Irland 2024: Die gesamte Strecke von 3500 Kilometern konnte mit HVO 100 gefahren werden.
Meine Erfahrungen mit dem Kraftstoff
Ich betanke unseren Bulli seit mehreren Monaten ausschließlich mit HVO 100. Ich konnte sogar fast lückenlos die Reise nach Irland im Sommer 2024 mit diesem Kraftstoff durchführen, weil in Irland ebenfalls ein kleines Netz an Zapfsäulen besteht. Dieses kleine Netz reichte völlig aus, um insgesamt 3500 Kilometer mit drei Tankfüllungen zurückzulegen. Der Preis für den Kraftstoff schwankt ebenso wie der für „normalen“ Diesel.
In Irland zahlte ich zwischen 1,66€/l und 1,81€/l, in Deutschland zahle ich zwischen 1,65€/l und 1,86€/l.
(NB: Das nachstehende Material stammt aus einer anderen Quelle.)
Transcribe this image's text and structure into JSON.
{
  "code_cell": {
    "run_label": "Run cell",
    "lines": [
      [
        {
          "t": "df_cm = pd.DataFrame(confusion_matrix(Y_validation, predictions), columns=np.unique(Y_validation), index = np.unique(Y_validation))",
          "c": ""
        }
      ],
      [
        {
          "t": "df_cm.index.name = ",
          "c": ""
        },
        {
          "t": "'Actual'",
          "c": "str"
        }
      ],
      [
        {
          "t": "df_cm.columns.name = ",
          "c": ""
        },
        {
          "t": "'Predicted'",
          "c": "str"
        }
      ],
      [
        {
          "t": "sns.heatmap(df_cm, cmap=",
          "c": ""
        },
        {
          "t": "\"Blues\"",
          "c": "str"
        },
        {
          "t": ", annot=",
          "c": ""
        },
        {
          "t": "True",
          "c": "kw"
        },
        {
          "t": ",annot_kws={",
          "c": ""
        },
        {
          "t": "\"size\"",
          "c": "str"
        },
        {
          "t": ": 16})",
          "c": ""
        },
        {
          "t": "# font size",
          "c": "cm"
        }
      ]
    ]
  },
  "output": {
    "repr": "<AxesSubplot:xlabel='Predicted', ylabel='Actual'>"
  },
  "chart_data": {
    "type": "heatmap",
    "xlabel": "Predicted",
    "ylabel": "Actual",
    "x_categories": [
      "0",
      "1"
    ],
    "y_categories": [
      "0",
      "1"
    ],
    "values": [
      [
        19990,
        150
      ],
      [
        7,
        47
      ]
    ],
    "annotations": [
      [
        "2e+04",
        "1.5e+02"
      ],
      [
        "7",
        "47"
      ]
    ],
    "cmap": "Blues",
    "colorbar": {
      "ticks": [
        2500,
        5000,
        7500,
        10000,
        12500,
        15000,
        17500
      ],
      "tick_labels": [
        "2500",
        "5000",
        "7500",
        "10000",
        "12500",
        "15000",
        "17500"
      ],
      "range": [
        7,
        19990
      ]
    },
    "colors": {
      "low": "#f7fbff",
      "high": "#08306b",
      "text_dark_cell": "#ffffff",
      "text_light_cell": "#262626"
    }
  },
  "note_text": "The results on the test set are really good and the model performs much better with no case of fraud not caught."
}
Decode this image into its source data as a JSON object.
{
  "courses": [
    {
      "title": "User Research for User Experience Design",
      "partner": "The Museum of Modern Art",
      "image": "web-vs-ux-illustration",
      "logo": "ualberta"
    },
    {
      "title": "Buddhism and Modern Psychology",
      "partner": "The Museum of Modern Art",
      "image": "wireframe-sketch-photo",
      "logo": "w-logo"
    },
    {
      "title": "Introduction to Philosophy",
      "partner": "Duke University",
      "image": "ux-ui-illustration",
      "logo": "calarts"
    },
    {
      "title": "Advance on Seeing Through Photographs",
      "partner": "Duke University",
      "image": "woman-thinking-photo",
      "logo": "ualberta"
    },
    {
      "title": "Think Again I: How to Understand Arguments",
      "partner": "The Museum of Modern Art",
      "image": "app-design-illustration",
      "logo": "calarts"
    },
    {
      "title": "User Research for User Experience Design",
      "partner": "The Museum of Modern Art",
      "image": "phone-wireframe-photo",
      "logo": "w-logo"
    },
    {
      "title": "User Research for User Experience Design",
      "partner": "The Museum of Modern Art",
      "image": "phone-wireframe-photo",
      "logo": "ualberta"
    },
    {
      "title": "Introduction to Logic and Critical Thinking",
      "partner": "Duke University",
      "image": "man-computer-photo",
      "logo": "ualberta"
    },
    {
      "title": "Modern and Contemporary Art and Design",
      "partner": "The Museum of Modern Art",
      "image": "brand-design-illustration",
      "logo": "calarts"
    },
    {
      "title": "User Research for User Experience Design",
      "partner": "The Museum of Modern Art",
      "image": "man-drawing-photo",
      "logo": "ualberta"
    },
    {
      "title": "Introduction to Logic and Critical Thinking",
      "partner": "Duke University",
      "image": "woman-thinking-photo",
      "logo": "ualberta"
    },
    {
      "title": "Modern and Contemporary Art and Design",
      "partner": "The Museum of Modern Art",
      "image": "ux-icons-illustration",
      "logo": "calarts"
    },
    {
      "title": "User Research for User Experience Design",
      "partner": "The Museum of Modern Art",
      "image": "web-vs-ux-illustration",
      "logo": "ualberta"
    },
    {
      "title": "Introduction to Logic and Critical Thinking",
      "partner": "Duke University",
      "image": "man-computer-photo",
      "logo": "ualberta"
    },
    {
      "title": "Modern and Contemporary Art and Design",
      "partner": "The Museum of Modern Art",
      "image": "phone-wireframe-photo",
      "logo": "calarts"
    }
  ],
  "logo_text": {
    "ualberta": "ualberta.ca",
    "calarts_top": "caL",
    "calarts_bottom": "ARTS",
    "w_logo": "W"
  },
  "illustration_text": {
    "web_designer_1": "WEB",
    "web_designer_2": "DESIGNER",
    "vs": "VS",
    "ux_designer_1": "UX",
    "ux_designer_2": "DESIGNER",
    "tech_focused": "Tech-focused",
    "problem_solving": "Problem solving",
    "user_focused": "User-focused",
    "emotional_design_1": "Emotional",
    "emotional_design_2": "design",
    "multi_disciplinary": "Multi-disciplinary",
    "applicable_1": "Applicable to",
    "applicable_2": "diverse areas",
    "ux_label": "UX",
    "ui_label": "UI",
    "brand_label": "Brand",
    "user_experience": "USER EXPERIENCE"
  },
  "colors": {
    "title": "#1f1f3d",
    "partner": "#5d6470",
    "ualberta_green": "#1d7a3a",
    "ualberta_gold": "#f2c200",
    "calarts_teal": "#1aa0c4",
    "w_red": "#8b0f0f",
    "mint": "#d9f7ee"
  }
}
Zeitweise ist der Preis auf 1,55€/l gefallen, aber Kraftstoffpreise sind in Deutschland ohnehin eine schwer kalkulierbare Größe geworden.
Zusammenfassung
Nach etwa 14000 Kilometern mit dem Klimadiesel kann ich keine erkennbaren Auswirkungen auf den Motor des Bullis feststellen. Der Motor läuft sanft und der Kraftstoffverbrauch ist unverändert. Ich erhoffe mir jedoch auf die Dauer der Verwendung des Kraftstoffs einen positiven Effekt auf das Verbrennungssystem. Ganz nebenbei bleibt in der Ökobilanz vielleicht doch ein positives Fazit übrig.